President of the Mutual Life Insurance Company of New York
- In office 1842–1849
- Preceded by: Position established
- Succeeded by: Joseph B. Collins

Personal details
- Born: Morris Robinson September 2, 1784
- Died: May 5, 1849 (aged 64) New York City, New York
- Spouse: Henrietta Elizabeth Duer ​ ​(m. 1813; died 1839)​
- Relations: Beverley Robinson (grandfather) Susanna Philipse (grandmother) Ranald Slidell Mackenzie (grandson) Alexander Slidell MacKenzie (grandson) Frederick Philipse Robinson (uncle) Thomas Henry Barclay (uncle)
- Parent(s): Beverly Robinson Anna Dorothea Barclay

= Morris Robinson (businessman) =

American business executive

Morris Robinson (September 2, 1784 – May 5, 1849) was an American businessman from a family of prominent Loyalists; Robinson was a founder and the first president of the Mutual Life Insurance Company of New York.

==Early life==
Robinson was born on September 2, 1784. He was a son of Lt.-Col.
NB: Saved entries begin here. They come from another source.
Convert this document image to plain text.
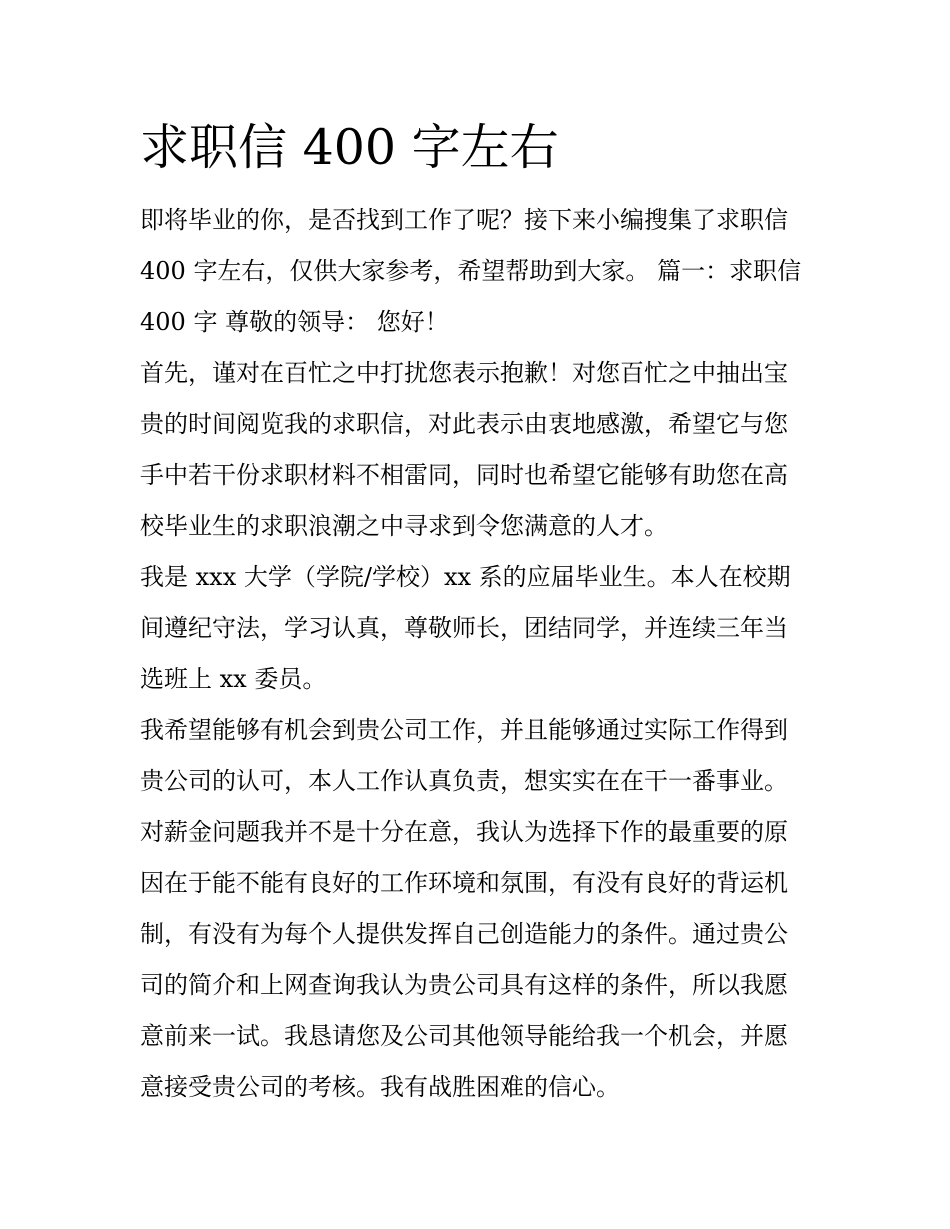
求职信 400 字左右

即将毕业的你，是否找到工作了呢？接下来小编搜集了求职信
400 字左右，仅供大家参考，希望帮助到大家。 篇一：求职信
400 字 尊敬的领导： 您好！

首先，谨对在百忙之中打扰您表示抱歉！对您百忙之中抽出宝
贵的时间阅览我的求职信，对此表示由衷地感激，希望它与您
手中若干份求职材料不相雷同，同时也希望它能够有助您在高
校毕业生的求职浪潮之中寻求到令您满意的人才。

我是 xxx 大学（学院/学校）xx 系的应届毕业生。本人在校期
间遵纪守法，学习认真，尊敬师长，团结同学，并连续三年当
选班上 xx 委员。

我希望能够有机会到贵公司工作，并且能够通过实际工作得到
贵公司的认可，本人工作认真负责，想实实在在干一番事业。

对薪金问题我并不是十分在意，我认为选择下作的最重要的原
因在于能不能有良好的工作环境和氛围，有没有良好的背运机
制，有没有为每个人提供发挥自己创造能力的条件。通过贵公
司的简介和上网查询我认为贵公司具有这样的条件，所以我愿
意前来一试。我恳请您及公司其他领导能给我一个机会，并愿
意接受贵公司的考核。我有战胜困难的信心。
Beverly Robinson, a United Empire Loyalists in Nova Scotia, and Anna Dorothea Barclay. Among his siblings were elder brother, Beverley Robinson, who married Frances Duer (and elder sister of Morris' wife Henrietta), and Roxanne Robinson, who married Joseph T. Mabie.

His paternal grandparents were merchant Beverley Robinson and Susanna Philipse (the eldest surviving daughter of Frederick Philipse II, 2nd Lord of Philipsburg Manor). Among his large extended family was uncle Sir Frederick Philipse Robinson, a prominent Loyalist. His maternal grandparents were the Rev. Henry Barclay, rector of Trinity Church, and Mary Rutgers Barclay. His uncle was Thomas Henry Barclay, Speaker of the House of Assembly of Nova Scotia.

==Career==
In 1841, Robinson and Alfred Shipley Pell, (Note: Alfred Shipley Pell was a nephew of William Ferris Pell, and a first cousin of Lt.-Gov. Duncan Pell and Robert Livingston Pell, all descendants of Thomas Pell, 1st Lord of the Pelham Manor.) who had worked for the Mutual Safety Insurance Company, decided to form a life insurance company with Robinson as president. They received a charter for the Mutual Life Insurance Company of New York from the state of New York for The Mutual Life Insurance Company of New York on April 12, 1842, and opened the doors for business less than a year later on February 1, 1843. Robinson served as president of Mutual Life until his death in May 1849 after which he was succeeded by Joseph B. Collins.

==Personal life==
On December 1, 1813, Robinson was married to Henrietta Elizabeth Duer (1790–1839), a daughter of Continental Congressman William Duer and Lady Catherine Alexander Duer (a daughter of Sarah ( Livingston) Alexander and William Alexander, Lord Stirling). Among her siblings were Justice William Alexander Duer and jurist John Duer. Together, they were the parents of:

- Catherine Alexander Robinson (b. 1814), who married Alexander Slidell-Mackenzie, son of bank president John Slidell and brother of U.S. Senator John Slidell and Jane Slidell (wife of Commodore Matthew C. Perry), in 1835.
- Henry Barclay Robinson (b. 1816), who married Cather Elizabeth Hudson, daughter of Joseph Hudson, in 1845. After her death in 1846, he married Maria Antoinette Winthrop, a daughter of Thomas C. Winthrop, Esq. in 1855.
- Susan Phillipse Robinson (b. 1818), who married Dr. George M. Odell in 1862.
- Frances Duer Robinson (1822), who married Edward Jones in 1841.
- Harriet Duer Robinson (b. 1828), who married Albert Gallatin II, son of James Gallatin (president of the Gallatin National Bank) and grandson of Albert Gallatin (the 4th U.S. Secretary of the Treasury who served as the U.S. Ambassador to the United Kingdom and France), in 1849.

His wife Henrietta died in 1839. Robinson died in New York City on May 5, 1849, and his funeral was held at St. Thomas Church.

===Descendants===
Through his eldest daughter, he was a grandfather of Gen. Ranald Slidell Mackenzie (1840–1889) and Lt.-Com. Alexander Slidell MacKenzie (1842–1867).